When Charles Lindbergh landed in Paris in 1927, he became one of the most famous men in the world. Reporters and authors leapt at the chance to write about his life, not always distinguishing fact from fiction. In response, Lindbergh decided to become his own biographer to set the record straight.
Just a few months after his famous flight, Lindbergh wrote We, published by G. P. Putnam's Sons. Putnam had hired a ghostwriter, but Lindbergh was so unhappy with the draft that he dismissed the work and spent just three weeks his own story. It became an instant hit.
The only time Lindbergh ever kept a formal journal was the period between 1938 and 1945. In an edited form, this was published as The Wartime Journals of Charles A. Lindbergh (1970).
In 1948 he published Of Flight and Life, a reflective memoir and a consideration of the prospect of an “Atomic Age War” and the potential collapse of western civilization and spiritual values.

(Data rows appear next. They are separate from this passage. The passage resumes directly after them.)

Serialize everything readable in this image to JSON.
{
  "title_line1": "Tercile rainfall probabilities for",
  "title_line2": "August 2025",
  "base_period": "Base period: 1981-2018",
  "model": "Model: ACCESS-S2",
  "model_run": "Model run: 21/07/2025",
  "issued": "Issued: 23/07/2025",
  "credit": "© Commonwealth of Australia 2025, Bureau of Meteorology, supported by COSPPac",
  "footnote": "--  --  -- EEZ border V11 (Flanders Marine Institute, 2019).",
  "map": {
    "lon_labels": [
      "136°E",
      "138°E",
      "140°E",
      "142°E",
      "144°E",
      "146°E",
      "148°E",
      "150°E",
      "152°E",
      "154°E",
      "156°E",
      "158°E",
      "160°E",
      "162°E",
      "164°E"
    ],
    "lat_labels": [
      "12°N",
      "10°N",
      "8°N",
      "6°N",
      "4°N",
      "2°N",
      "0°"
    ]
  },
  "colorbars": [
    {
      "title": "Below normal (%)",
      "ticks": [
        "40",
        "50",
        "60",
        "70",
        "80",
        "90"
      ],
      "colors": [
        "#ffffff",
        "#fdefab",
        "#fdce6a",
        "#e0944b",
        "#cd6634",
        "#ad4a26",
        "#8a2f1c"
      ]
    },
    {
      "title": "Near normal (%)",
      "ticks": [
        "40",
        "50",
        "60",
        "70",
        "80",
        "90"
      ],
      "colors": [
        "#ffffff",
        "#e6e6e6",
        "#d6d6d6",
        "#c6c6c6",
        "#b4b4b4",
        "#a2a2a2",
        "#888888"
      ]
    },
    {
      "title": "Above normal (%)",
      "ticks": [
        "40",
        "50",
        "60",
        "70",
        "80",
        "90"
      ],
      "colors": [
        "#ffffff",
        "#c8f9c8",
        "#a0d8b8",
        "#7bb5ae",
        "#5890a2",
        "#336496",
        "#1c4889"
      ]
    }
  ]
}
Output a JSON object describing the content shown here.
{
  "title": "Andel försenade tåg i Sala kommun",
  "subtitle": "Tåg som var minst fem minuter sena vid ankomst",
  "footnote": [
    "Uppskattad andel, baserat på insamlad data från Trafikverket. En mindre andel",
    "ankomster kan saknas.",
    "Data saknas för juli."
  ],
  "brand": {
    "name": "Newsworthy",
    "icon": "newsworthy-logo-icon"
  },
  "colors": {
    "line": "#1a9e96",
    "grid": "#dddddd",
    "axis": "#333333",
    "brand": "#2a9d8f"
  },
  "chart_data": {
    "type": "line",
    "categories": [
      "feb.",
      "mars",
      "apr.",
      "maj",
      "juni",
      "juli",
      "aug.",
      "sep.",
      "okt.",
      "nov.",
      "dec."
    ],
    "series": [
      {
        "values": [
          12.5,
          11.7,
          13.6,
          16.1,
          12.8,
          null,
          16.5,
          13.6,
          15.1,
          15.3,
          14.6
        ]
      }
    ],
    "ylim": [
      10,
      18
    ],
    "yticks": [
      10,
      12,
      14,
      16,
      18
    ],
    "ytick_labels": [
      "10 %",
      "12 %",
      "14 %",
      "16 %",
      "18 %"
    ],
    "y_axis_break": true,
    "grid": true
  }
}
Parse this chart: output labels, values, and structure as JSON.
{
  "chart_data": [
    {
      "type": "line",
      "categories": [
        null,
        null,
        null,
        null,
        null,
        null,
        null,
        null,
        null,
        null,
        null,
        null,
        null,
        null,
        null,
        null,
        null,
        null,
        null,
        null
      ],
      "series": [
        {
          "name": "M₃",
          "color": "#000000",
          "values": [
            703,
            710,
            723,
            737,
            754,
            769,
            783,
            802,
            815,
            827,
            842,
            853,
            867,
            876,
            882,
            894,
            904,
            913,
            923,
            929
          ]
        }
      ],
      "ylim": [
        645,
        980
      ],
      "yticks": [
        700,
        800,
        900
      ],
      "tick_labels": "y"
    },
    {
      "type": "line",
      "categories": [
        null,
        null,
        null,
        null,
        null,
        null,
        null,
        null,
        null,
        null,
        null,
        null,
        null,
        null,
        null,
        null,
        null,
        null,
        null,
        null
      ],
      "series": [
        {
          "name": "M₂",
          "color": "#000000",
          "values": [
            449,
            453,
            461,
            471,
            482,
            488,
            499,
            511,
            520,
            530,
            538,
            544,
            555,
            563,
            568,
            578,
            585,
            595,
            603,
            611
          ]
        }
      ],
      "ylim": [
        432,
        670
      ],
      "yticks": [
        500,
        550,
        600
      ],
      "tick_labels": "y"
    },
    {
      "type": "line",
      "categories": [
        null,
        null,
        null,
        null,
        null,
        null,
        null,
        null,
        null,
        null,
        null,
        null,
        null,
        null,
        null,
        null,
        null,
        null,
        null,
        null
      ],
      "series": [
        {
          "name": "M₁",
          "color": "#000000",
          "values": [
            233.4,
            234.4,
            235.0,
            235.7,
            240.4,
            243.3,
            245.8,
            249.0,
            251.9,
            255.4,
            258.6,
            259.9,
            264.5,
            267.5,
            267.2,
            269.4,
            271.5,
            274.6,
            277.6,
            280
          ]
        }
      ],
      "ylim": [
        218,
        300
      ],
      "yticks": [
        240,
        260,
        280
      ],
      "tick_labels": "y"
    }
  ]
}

In 1953, Lindbergh published The Spirit of St. Louis, which was awarded the Pulitzer Prize for autobiography in 1954. Spending more than a 14 years working on the manuscript, Lindbergh again recounted the tale of his famous flight, incorporating flashbacks to his youth and early career in aviation.
In the mid-1960s, Lindbergh worked with the Minnesota Historical Society to develop a historic site at his boyhood home in Little Falls. Between 1966 and 1973 Lindbergh visited the site at least seven times and wrote letters containing his reminiscences of life on the farm as interpretive background. These letters were published as Boyhood on the Upper Mississippi in 1972 (issued in 2002 as Lindbergh Looks Back.)
For three decades he recorded snippets of conversations, lists of names, dates and places important to the family, leaving almost no stone unturned – except for the kidnapping of his first child, Charles, Jr. which he omitted completely.
In 1974, when he knew he was dying, Lindbergh gave these thousand-plus pages of manuscript to his friend and publisher, William Jovanovich, who worked with Yale archivist Judith Schiff to create Autobiography of Values, published posthumously in 1978.